Search code examples
apache-sparkpysparkhivepartitioningorc

Partitioned ORC table shows up empty in Hive


I've written a Spark dataframe to partitioned ORC files like this:

df.repartition("LOADED")\
  .write\
  .partitionBy("LOADED")\
  .format("orc")\
  .save("location")

Everything is on the disk correctly. After that, I wanted to create a Hive table from it, like:

CREATE TABLE table USING ORC LOCATION 'location'

The command runs without any errors. But if I try to query the table, it's empty.

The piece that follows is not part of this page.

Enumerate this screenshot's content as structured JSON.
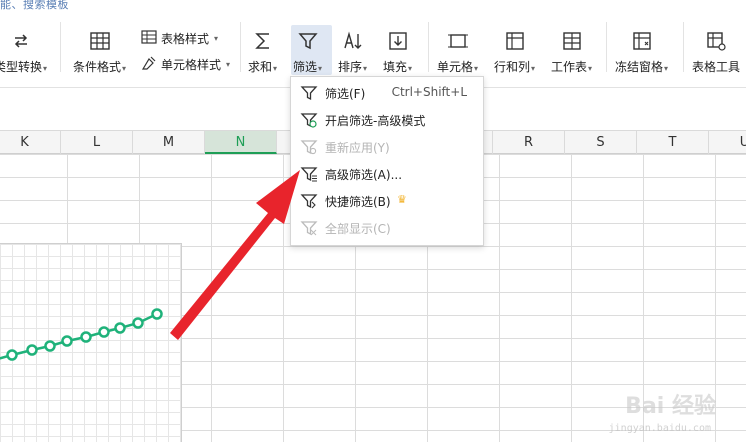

I've tried to do the same without partitioning, and it works just fine. What am I doing wrong? The partitioned folders look like: LOADED=2019-11-16

For reference: I want to write the data to Azure Blob Storage, and create a Hive table from it in a different cluster.


Solution

  • You just need to update the partition info on the table so Hive can list the partitions presents. This is done through the MSCK REPAIR command:

    spark.sql("MSCK REPAIR TABLE <tableName>")
    

    More info on this command here

    Quick example here

    scala> spark.sql("select * from table").show
    20/03/28 17:12:46 WARN ObjectStore: Failed to get database global_temp, returning NoSuchObjectException
    +------+------+
    |column|LOADED|
    +------+------+
    +------+------+
    
    scala> spark.sql("MSCK REPAIR TABLE table")
    
    
    scala> spark.sql("select * from table").show
    +------+----------+
    |column|    LOADED|
    +------+----------+
    |     a|2019-11-16|
    |     c|2019-11-16|
    |     b|2019-11-17|
    +------+----------+